Kanun Hükmünde Kararname(KHK) ile mesleklerinden ihraç edilen binlerce eğitimciden biri olan 30 yıllık Edebiyat öğretmeni Erdoğan Canpolat, 29 Ekim’de 675 sayılı KHK ile ihraç edildikten sonra, ev hapsine çarptırılıncaya kadar meydanlarda adalet arayışını sürdürdü. Malatya’da ihraç edilen 46 KESK’li arasında eşi ile birlikte yer alan Canpolat, yıllarca Edebiyat öğretmenliği yaptığı Malatya Gazi Anadolu Lisesi’nden bir gecede yayınlanan KHK sonucu işsiz kaldı.
120 GÜNLÜK EYLEMDE 105 GÜN GÖZLATI
İhraç edildikten sonra ki süreçte Emeksiz Meydanı’nda hafta içi her gün ‘ İşimi geri istiyorum’ diyerek oturma eylemi yapan ve neredeyse her gün gözaltına alınan Canpolat, 120 gün yaptığı oturma eyleminin 105 günü gözaltına alındı. Oturma eyleminin sadece son iki haftasında gözaltına alınmadığını söyleyen Canpolat, bunun nedenini şu sözlerle ifade etti : “ Son iki hafta gözaltına alınmadık. Daha sonra öğrendik ki 75 gün üst üste gözaltına alınma durumunda meğer Gıenes Rekorlar Kitabı’na girebilirmişiz. Daha sonra gözaltına almaya devam ettiler” şeklinde anlattı.

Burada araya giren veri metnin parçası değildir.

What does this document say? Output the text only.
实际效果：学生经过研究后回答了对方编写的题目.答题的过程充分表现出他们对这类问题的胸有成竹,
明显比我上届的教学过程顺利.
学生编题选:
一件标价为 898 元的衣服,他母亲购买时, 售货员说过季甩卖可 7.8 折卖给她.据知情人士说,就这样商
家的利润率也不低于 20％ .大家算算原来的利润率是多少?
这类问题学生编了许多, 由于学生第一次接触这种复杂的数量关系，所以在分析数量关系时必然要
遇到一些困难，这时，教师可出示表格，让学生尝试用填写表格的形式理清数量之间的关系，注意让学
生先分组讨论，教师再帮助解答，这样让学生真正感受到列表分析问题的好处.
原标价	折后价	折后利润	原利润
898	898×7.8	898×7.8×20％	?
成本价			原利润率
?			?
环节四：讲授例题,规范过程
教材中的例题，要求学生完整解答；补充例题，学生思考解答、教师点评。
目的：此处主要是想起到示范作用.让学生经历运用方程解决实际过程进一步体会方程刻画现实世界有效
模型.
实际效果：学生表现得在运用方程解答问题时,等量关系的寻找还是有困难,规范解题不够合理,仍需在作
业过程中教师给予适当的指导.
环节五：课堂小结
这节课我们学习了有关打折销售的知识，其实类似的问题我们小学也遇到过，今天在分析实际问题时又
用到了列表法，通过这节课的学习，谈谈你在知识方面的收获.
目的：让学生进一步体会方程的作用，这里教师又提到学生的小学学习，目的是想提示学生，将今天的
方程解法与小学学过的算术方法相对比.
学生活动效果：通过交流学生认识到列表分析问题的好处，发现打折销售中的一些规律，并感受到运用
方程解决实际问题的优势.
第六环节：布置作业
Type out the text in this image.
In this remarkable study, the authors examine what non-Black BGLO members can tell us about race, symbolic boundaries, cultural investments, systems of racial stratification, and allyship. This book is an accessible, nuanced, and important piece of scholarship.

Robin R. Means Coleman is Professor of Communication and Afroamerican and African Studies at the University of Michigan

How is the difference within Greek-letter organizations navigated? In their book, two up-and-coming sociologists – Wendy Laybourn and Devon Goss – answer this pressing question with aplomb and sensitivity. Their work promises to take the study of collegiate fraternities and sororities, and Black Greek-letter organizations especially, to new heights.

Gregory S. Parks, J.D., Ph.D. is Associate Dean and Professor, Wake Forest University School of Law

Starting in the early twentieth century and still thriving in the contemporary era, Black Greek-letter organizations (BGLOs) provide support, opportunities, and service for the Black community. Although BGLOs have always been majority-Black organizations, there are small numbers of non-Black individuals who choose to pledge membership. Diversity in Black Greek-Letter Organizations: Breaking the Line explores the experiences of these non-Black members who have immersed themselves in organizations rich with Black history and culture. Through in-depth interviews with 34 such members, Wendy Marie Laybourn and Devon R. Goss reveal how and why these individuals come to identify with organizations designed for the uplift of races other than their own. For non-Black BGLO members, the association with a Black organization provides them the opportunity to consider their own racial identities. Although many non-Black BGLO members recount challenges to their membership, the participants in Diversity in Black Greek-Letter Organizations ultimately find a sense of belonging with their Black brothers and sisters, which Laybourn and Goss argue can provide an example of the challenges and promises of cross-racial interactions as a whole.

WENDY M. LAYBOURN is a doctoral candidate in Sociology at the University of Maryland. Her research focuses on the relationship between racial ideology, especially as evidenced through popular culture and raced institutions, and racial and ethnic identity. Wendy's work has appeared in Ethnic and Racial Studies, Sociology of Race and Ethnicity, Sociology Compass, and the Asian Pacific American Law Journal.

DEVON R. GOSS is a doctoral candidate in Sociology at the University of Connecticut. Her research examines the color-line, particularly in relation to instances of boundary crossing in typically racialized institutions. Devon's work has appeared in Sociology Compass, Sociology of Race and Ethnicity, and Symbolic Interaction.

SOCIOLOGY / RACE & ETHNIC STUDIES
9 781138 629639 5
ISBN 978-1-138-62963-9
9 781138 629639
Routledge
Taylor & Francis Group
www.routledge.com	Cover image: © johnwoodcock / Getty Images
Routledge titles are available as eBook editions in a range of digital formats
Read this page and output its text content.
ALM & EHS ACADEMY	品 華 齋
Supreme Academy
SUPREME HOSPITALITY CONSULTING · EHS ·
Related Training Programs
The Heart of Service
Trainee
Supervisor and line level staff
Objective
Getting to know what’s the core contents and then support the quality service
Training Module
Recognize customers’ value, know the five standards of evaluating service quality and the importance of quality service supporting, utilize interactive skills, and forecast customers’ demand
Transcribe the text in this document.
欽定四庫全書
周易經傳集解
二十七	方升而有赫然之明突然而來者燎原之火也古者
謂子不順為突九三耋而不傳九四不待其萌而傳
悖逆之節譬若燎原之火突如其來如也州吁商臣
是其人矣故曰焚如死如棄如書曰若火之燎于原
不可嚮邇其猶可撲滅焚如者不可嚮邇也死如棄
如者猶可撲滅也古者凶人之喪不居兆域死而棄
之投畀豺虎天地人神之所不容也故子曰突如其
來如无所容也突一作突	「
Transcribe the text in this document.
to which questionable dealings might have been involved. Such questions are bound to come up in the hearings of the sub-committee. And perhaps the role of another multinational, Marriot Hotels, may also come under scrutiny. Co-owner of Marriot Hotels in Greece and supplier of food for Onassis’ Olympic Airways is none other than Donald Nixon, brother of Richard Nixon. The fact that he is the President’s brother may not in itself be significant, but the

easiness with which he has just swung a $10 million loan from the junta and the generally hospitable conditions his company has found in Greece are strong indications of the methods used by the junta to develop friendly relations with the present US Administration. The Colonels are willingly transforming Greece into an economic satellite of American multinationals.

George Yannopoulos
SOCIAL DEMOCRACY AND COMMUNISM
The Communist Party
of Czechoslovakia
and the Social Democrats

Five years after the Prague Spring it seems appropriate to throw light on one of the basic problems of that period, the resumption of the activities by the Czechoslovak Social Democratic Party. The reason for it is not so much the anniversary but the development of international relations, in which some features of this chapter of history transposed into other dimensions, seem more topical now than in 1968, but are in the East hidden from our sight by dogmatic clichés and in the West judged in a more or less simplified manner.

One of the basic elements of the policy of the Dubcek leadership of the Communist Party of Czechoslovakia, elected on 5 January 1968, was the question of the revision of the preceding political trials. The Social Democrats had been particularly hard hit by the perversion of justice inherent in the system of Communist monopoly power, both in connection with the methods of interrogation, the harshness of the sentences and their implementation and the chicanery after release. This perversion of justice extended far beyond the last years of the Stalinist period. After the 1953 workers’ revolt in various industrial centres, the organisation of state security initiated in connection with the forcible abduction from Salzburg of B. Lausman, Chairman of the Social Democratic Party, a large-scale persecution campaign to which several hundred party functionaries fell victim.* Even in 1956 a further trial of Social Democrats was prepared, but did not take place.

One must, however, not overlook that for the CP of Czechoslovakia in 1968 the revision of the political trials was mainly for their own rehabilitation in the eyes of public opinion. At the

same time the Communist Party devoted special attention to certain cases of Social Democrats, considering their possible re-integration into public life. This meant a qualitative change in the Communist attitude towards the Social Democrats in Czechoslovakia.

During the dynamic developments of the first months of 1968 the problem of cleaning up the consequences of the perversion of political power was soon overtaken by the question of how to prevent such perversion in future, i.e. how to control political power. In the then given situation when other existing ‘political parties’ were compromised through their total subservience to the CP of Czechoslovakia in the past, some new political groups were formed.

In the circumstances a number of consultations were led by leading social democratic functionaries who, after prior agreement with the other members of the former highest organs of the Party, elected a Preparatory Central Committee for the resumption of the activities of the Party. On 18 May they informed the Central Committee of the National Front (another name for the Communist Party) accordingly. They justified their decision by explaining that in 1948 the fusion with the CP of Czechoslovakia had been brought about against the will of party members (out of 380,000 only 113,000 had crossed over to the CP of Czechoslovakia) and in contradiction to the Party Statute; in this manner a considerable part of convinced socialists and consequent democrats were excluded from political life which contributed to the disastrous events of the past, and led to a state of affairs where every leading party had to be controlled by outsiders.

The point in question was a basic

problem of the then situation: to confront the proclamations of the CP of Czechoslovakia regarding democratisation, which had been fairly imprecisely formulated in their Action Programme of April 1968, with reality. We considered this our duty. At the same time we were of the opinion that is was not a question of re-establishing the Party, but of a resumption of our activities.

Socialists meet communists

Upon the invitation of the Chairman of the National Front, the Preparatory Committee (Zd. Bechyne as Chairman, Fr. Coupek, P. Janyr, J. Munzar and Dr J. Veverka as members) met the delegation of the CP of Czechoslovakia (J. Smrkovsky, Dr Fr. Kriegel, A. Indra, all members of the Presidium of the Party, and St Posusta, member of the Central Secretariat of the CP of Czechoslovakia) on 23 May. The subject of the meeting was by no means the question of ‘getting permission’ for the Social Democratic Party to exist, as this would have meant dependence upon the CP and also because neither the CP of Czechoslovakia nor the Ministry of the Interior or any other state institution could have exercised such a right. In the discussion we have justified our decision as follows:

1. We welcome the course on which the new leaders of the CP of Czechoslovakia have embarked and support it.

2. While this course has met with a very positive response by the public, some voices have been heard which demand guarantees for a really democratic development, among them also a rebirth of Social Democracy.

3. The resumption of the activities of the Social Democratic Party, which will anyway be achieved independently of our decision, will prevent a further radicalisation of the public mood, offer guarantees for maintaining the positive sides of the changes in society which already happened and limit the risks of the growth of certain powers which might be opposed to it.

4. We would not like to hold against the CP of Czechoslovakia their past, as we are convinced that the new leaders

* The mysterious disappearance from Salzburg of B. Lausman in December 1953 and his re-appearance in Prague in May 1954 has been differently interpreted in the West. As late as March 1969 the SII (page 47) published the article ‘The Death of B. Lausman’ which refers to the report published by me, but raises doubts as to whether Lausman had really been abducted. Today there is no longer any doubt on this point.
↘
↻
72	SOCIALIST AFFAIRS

NURİYE VE SEMİHTEN İLHAM ALDIK
Gözaltına her alındıklarında Kabahatler Kanunu’na göre para cezası kesildikten sonra serbest bırakılan Canpolat, 4 arkadaşları ile birlikte 25 bin para cezası aldıklarını ve bu cezalarla tek amacın ekonomik olarak tamamen çökertilme olduğunu ifade etti. Canpolat oturma eylemlerinin daha çok yine onlar gibi ihraç edilen akademisyen Nuriye Gülmen ve öğretmen Semih Özakça’nın eylemlerinden güç aldıklarını ve ülkedeki sessizliğe inat ses çıkarıp adaletsizlik karşısında direnmek için başladıklarını dile getirdi.
Daha sonraki günlerde Malatya’daki eylemlerini sonlandırıp Ankara Yüksel caddesindeki eyleme katıldıklarını kaydeden Canpolat, buradaki eylemde 6 Temmuz günü 5 arkadaşı ile gözaltına alındığını ve 3 günlük gözaltından sonra ev hapsine çarptırıldığını, ev hapsinin cezaevinden yatmaktan daha kötü olduğunu söyledi.
EVİN HAPİSHANE, BİZ GARDİYAN OLUYORUZ
“Evimiz cezaevi, biz gardiyan oluyoruz kendimize” diyerek ev hapsini tanımlayan Canpolat, devletin ev hapsi ile tepkiyi biraz daha azaltmaya çalıştığını, ancak bununla birlikte özel alanların devletin kuralları ile yönetildiğini belirtti. Ev hapsinin bir başka amacının da cezaevlerinin dolmasından kaynaklı tercih edildiğine dikkat çeken Canpolat, “ Ev hapsinin kabul edilecek bir durum olmadığını düşünüyorum. Bunu yaşayarak daha iyi öğrendik. Ayağımda elektronik kelepçe var. Çok özel durumlar olmasa evden çıkamıyorsun. Belli saatlerde ancak izin alarak dışarı çıkıyorsun ve gittiğin yerden belge alıyorsun. Anlayacağınız çekilecek bir durum değildir” dedi.
Soruşturma aşamasında olmalarına rağmen kendilerine ev hapsinin verildiğini söyleyen Canpolat, “ Bizim daha iddianamemiz ve mahkeme günümüz belli değil ev hapsinin ucu açık ne zaman sonuçlanacağı belli değil. Belli bir süre olsaydı belki kendini ona göre programlardın. Savcı beyin ne zaman canı isterse” diyerek hapis hayatının ne zaman biteceğine dair bilgi sahibi olmadığını dile getirdi.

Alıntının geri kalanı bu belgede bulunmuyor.